Fitzgerald did say that members of the public have signed up to discuss the topic during the public comments forum, which takes place at the end of the meeting.
Today's meeting at 3:15 p.m. in the Regents Room of the Fleming Administration Building is the first official meeting of the Board of Regents since AnnArbor.com first reported the six-month lapse in January.
The regents, however, have known about the lapse since at least December.
Regent Katherine White has called the six-month lapse "extraordinarily disappointing" and said the university is "working to correct the communication lines" between the school's police department and security operations.
Pediatric and internal medicine resident Stephen Jenson, 36, was charged with four counts of possessing child pornography in December, seven months after the porn was discovered. During those months, Jenson continued to work with children.
In its internal report, U-M said the reporting lapse was due in part to a poor decision by a lead attorney at the university's General Counsel's Office and unclear communication lines between hospital security and school police.
Regents are also expected to discuss roughly $155 million in dormitory construction and a proposal to eliminate age limits for the president and other executive officers.
Kellie Woodhouse covers higher education for AnnArbor.com. Reach her at firstname.lastname@example.org or 734-623-4602 and follow her on twitter.
The Black Stallion3
Thu, Feb 16, 2012 : 9:25 p.m.
Let's get to the bottom of this, find out who was wrong and get them off the payroll of the U of M. This should prove to be very interesting if done fairly.

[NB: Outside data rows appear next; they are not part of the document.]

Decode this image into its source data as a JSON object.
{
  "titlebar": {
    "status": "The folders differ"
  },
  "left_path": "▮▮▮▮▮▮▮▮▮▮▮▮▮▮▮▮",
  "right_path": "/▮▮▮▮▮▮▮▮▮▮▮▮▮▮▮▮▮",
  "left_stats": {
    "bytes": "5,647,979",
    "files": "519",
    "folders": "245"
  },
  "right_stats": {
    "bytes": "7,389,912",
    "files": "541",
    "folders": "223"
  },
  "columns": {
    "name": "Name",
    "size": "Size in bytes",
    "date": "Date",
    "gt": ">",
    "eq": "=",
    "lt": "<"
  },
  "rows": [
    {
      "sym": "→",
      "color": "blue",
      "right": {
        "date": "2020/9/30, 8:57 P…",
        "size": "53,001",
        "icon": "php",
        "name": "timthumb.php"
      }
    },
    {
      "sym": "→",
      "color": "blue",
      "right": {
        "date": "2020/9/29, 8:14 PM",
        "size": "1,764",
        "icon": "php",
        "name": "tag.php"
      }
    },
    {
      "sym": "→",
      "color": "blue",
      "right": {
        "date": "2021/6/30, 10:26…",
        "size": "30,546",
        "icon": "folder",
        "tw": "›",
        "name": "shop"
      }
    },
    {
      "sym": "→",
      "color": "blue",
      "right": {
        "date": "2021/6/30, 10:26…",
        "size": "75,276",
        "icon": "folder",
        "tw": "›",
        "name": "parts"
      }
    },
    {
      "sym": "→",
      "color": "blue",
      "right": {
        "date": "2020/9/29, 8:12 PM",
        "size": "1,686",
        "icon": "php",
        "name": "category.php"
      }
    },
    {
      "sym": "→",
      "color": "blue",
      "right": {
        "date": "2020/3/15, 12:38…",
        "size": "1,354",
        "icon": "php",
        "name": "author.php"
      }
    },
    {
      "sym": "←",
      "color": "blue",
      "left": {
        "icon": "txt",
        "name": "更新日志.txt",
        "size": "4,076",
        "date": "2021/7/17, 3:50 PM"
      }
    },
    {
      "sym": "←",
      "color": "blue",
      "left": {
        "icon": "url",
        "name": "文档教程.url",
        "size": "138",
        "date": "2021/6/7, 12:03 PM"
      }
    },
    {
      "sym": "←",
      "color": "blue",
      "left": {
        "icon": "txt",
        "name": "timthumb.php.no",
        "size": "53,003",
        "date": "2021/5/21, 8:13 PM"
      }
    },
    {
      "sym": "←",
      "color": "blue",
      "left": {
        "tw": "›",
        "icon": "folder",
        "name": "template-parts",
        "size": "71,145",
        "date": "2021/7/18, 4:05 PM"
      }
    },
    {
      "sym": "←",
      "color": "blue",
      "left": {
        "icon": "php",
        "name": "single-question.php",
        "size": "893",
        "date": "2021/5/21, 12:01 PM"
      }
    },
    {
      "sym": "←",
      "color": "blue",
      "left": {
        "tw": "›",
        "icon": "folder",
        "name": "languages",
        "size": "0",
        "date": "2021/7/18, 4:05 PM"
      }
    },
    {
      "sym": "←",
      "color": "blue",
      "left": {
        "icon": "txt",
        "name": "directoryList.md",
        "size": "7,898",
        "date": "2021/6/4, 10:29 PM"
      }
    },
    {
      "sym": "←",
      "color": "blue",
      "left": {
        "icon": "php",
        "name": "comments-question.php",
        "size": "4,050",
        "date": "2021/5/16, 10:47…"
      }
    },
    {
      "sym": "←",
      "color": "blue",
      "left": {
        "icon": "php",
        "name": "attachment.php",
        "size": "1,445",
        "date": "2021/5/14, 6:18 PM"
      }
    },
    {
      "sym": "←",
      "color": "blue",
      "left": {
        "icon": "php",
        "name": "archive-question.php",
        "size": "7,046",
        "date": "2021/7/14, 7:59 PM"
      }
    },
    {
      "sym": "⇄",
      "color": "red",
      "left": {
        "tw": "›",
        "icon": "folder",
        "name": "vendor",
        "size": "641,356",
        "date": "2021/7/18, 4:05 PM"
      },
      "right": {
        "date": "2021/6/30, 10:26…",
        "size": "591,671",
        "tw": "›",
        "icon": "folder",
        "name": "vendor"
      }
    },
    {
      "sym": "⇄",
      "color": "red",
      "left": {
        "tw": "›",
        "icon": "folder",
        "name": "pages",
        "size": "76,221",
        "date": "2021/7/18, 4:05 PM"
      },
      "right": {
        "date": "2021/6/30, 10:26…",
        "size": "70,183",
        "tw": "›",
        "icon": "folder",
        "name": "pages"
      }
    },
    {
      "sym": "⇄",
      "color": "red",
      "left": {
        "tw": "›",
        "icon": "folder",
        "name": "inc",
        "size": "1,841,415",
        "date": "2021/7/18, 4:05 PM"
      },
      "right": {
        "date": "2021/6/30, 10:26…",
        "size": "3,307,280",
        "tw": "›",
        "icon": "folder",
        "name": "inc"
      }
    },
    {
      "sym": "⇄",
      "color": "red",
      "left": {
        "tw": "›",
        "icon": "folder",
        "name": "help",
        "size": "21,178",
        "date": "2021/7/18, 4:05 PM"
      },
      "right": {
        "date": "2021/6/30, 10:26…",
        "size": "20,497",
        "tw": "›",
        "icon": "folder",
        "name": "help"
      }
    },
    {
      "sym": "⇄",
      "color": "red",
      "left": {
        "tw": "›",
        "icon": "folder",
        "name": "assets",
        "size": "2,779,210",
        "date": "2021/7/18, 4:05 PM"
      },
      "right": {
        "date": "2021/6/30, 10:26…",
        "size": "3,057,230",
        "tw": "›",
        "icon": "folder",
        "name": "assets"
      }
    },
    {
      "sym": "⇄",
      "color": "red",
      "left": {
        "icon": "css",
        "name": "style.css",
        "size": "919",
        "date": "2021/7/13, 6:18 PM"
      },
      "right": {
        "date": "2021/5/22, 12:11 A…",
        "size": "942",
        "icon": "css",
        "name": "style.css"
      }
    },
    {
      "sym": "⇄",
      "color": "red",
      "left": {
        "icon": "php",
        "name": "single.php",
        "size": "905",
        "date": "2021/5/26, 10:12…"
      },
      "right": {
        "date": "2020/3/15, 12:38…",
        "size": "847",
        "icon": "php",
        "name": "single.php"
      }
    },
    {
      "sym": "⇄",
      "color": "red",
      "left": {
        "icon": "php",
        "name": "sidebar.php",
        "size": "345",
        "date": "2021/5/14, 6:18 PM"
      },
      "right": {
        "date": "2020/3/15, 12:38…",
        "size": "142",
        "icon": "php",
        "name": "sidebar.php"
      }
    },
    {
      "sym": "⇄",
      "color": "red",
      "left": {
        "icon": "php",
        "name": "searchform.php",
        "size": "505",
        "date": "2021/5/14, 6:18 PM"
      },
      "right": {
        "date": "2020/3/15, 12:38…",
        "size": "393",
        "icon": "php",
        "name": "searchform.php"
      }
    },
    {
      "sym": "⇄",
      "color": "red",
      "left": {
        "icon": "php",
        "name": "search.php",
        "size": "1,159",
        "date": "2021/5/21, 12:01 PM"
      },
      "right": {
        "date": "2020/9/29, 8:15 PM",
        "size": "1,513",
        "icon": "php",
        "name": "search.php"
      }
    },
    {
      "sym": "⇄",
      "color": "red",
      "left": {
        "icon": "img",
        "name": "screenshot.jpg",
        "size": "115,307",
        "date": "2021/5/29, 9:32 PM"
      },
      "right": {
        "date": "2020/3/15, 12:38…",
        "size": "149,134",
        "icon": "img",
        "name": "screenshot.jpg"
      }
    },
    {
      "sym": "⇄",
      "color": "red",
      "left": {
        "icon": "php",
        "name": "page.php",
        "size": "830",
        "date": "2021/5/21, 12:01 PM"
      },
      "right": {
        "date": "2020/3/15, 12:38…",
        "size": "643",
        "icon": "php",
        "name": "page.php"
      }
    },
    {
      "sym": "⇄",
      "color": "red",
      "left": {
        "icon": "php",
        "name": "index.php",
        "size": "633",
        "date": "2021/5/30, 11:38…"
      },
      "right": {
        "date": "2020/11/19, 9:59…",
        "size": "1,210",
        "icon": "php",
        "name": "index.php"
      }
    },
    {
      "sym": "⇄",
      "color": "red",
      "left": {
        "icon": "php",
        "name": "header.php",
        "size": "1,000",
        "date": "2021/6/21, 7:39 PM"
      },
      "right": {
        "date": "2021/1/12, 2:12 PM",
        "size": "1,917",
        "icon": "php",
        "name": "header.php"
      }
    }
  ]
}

Thu, Feb 16, 2012 : 4:26 p.m.
Can Suellyn Scarnecchia for coming up with this faulty device to keep Coleman any longer. Her legal judgment on the university's trespass warning policy didn't hold up to scrutiny. She didn't know that the practice was a violation of civil rights, but she thinks this is discrimination. Really?? Eliminating age limits at this time is an obscene move. The initiative is a defiant slap to many in the community who have serious concerns regarding Coleman's brand of leadership. She has brought in a lot of bucks and built quite a dynasty, but ten years is more than enough. It may be difficult to conduct a search in the midst of a scandal but delaying could prove more costly. The Board will serve the public best by directing their energy into an outside search for Coleman's replacement. Undoubtedly the new president will require a higher salary. But that's the price of finding someone who can handle all the skeletons still in the closet and create a culture befitting this institution.
Thu, Feb 16, 2012 : 4:24 p.m.
The Regents are elected. The two incumbents have wisely chosen not to run again but we all need to hold the candidates feet to the fire and make sure that we elect people with integrity who will protect this institution from a corrupt administration. We don't need any more regents who just want to enjoy the country club atmosphere and use the Regents' box at the football game to smooze their business clients. Elect Regents with qualifications as educators and who will recognize the problems and fix them.
Thu, Feb 16, 2012 : 4:18 p.m.
why are they still protecting and hiding the name of the GC "lead attorney" (who is no longer in office) from the public ???
Thu, Feb 16, 2012 : 6:21 p.m.
Keep asking...I am wondering this also.
Thu, Feb 16, 2012 : 3:40 p.m.
At this point, it is all lip service. It seems clear that they cannot investigate or discipline themselves.
Thu, Feb 16, 2012 : 2:01 p.m.
They should be discussing accepting the resignations of Mary Sue Coleman and Ora Pescovitz, or firing them. It is the only reasonable and effective start to countermeasures of this failure.